An unbridgeable gap has opened between us!!!
"Ahem." Owen caught the money with a sycophantic smile. "Boss, you're generous. But remember—this is two Galleons per lesson. It's not a buy-out."
Harry's smile vanished instantly.
Two Galleons each time? Even he couldn't afford that long-term.
Still, since he'd already paid, he might as well attend this one and worry about the rest later.
Seeing no further objections, Owen began his lecture.
"Alright! Little Sunflower Mom's class is now in session."
"First, we need to understand the most important skill a wizard must master."
He pointed at Hermione. "Granger, answer."

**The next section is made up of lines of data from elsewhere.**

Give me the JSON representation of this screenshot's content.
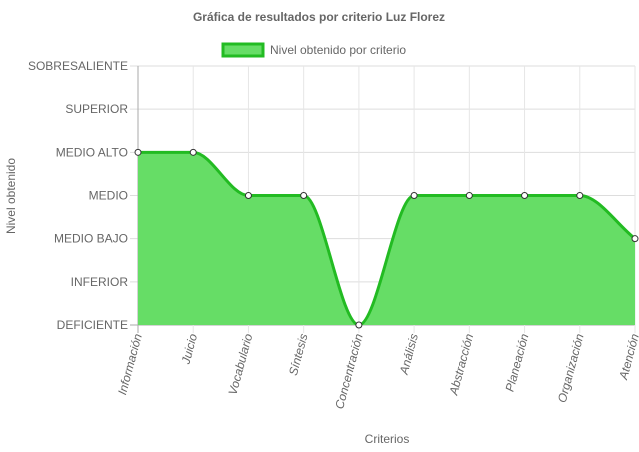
{
  "chart_data": {
    "type": "area",
    "title": "Gráfica de resultados por criterio Luz Florez",
    "xlabel": "Criterios",
    "ylabel": "Nivel obtenido",
    "categories": [
      "Información",
      "Juicio",
      "Vocabulario",
      "Síntesis",
      "Concentración",
      "Análisis",
      "Abstracción",
      "Planeación",
      "Organización",
      "Atención"
    ],
    "y_levels": [
      "DEFICIENTE",
      "INFERIOR",
      "MEDIO BAJO",
      "MEDIO",
      "MEDIO ALTO",
      "SUPERIOR",
      "SOBRESALIENTE"
    ],
    "ylim": [
      0,
      6
    ],
    "series": [
      {
        "name": "Nivel obtenido por criterio",
        "values": [
          4,
          4,
          3,
          3,
          0,
          3,
          3,
          3,
          3,
          2
        ],
        "fill_color": "#66dd66",
        "line_color": "#22bb22"
      }
    ],
    "grid": true,
    "legend": "top-center"
  }
}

"Me?" Hermione pointed at herself, annoyed. "Spells? Magic? Duel skills?"
"Correct. Gryffindor gets two points. But Ravenclaw looks down on you, because knowledge is the most important thing."
Owen continued confidently, "However, since most wizards are wand-swinging baboons, expecting them to have any actual combat ability is harder than Harry getting an O in Potions."
Harry made a strangled noise.
"So—what's the most important thing for a wizard?" Hermione snapped, irritated. She had paid for this—she didn't want nonsense padding!
"Rolling!"
"…Rolling?"
"That's right!" Owen announced proudly. "Rolling! A wizard who cannot roll in battle is basically someone who only knows how to stand still and wait to die. Do you think you're Dumbledore? Do you think you can just stand there dramatically and duel people?"
"A true wizard's combat style should be like an assassin! Slip into a village—cut their throat. Kill one person in ten steps, leave no trace for a thousand miles! Nothing is true, everything is permitted! Understand?"
With perfect theatrical timing, Owen pulled out his new wand.